C’è da chiedersi dove viviamo. L’ organizzazione delle prove è competenza del Ministero che fa quello che può con i mezzi di cui dispone, e non riesce a gestire l’elevatissimo numero di candidati (e le insidie telematiche che sembra non consentano difese). Accanto a queste disfunzioni c’è poi l’inarrestabile vocazione dei giovani candidati ad eludere le regole nel momento in cui si apprestano ad esercitare una professione il cui compito precipuo è quello di garantire l’applicazione della legge. Prendiamo ad esempio i codici commentati che un legislatore tollerante consente di portare in aula ed è lo stesso che consente di “ scegliere” le materie della prova orale senza preoccuparsi di verificare che il candidato conosca almeno i quattro codici per cui le materie più gettonate sono il diritto ecclesiastico e il diritto internazionale privato a discapito del diritto civile, del diritto penale e delle procedure nonché del diritto comunitario che oggi è essenziale per la formazione del giovane avvocato.
Del resto sono anni che si dibatte dell’accesso alla professione forense e si formulano soluzioni ma l’avvocatura, si sa, è una palestra di sofisti che non ha mai consentito di presentare una proposta ragionevole e unitaria.
Nel pamphlet “Troppi avvocati” (1921) Pietro Calamandrei accusava lo stato ciarlatano di consentire alle facoltà e ai consigli degli ordini di immettere nella professione «schiere spensierate di giovani votati ad una vita di espedienti e di decadenza intellettuale». Allora gli avvocati erano 30.000, ora veleggiamo spensieratamente verso i 200.000 .
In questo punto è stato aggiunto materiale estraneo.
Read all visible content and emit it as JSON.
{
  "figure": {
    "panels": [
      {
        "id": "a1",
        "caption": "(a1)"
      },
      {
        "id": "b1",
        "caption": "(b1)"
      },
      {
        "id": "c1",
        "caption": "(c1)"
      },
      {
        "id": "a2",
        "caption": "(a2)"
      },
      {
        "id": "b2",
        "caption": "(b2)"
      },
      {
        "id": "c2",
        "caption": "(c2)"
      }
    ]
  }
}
Nel 1933 l’esame ha assunto valore di esame di stato ma la struttura è rimasta pressoché la stessa: un numero enorme di commissioni e di commissari per un esercito di aspiranti (circa 1.800 commissari per 40.000 candidati ogni anno).
In questo universo i commissari vagano con disagio, avvertono un senso di inutilità del loro lavoro oneroso e sono disarmati a contrastare la confusione organizzativa e la approssimazione delle valutazioni. C’è sempre poi qualche anima candida di commissario che ritiene che la selezione avverrà sul campo.
Il modello è inidoneo ad abilitare alla professione: I giovani si presentano con una preparazione giuridica approssimativa, senza aver avuto un vero percorso formativo e un tirocinio obbligatorio.
L’esame si risolve nella rievocazione di qualche frammento di sapere giuridico acquisito all’università e all’accertamento che a distanza di tempo c’è ancora qualche ricordo. Del resto applicando il necessario rigore la maggior parte dei candidati dovrebbe essere consigliata ad esercitare un altro mestiere.
Ci sarà ancora qualcuno disposto a difendere una professione al tramonto? oppure dovremo concludere con Ungaretti che «siamo come in autunno sugli alberi le foglie»?